Los senderos del Vergel no abrieron camino tumbando árboles. Los trazaron abrazándolos, para que caminar entre ellos sea también un acto de reconocimiento y cuidado de lo que nos pertenece a todos.
Alrededor de esos senderos, la infraestructura despliega todo su potencial: una plazoleta central de 1.771 metros cuadrados, un módulo deportivo, un módulo de piscina, un salón multipropósito de 672 metros cuadrados, un mall de comidas de 610 metros cuadrados, un café mirador con terraza que dialoga con el paisaje, y un escenario cultural con cubierta especial junto al lago.

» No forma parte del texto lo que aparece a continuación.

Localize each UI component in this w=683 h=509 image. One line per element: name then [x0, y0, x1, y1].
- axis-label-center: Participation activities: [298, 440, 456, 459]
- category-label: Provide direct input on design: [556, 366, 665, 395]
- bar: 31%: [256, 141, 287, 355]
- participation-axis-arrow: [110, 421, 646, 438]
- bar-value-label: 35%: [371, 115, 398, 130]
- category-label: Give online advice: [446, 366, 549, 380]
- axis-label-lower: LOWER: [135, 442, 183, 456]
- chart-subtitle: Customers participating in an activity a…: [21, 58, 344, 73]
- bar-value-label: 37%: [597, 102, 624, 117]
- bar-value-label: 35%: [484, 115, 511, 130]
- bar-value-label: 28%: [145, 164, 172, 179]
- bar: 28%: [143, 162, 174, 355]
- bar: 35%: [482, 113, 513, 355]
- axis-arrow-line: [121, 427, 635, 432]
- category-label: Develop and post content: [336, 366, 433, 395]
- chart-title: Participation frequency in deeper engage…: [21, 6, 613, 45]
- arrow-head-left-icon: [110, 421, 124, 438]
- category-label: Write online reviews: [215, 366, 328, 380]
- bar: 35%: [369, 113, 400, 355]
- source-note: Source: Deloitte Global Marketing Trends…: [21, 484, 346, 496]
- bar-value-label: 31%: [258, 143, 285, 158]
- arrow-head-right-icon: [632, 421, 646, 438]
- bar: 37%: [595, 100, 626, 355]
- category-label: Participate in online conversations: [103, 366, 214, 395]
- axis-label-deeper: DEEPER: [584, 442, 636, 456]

El turismo que nace desde adentro
El Ecoparque El Vergel se enmarca en el Plan Sectorial de Turismo "Turismo en armonía con la vida" y en la narrativa "Descubre la diversidad de Colombia, El País de la Belleza". Pero más allá de los marcos de política pública, lo que hace especial a este proyecto es su vocación comunitaria: fue concebido para las personas que viven a su alrededor tanto como para los visitantes que llegarán desde otras ciudades y otros países.
Los espacios gastronómicos operarán bajo un esquema de concesión que prioriza a emprendedores locales. Durante la jornada de entrega, el parque acogió una muestra gastronómica y artesanal con emprendedores del programa Hecho en Pereira, que reunió sabores, oficios y expresiones culturales de la ciudad en el mismo escenario que pronto recibirá turistas de toda Colombia y el mundo.
Pereira ya tiene su ecoparque. Ahora comienza la tarea más importante: operarlo con la comunidad, para la comunidad, desde la convicción de que la naturaleza no es un decorado, sino el corazón del proyecto.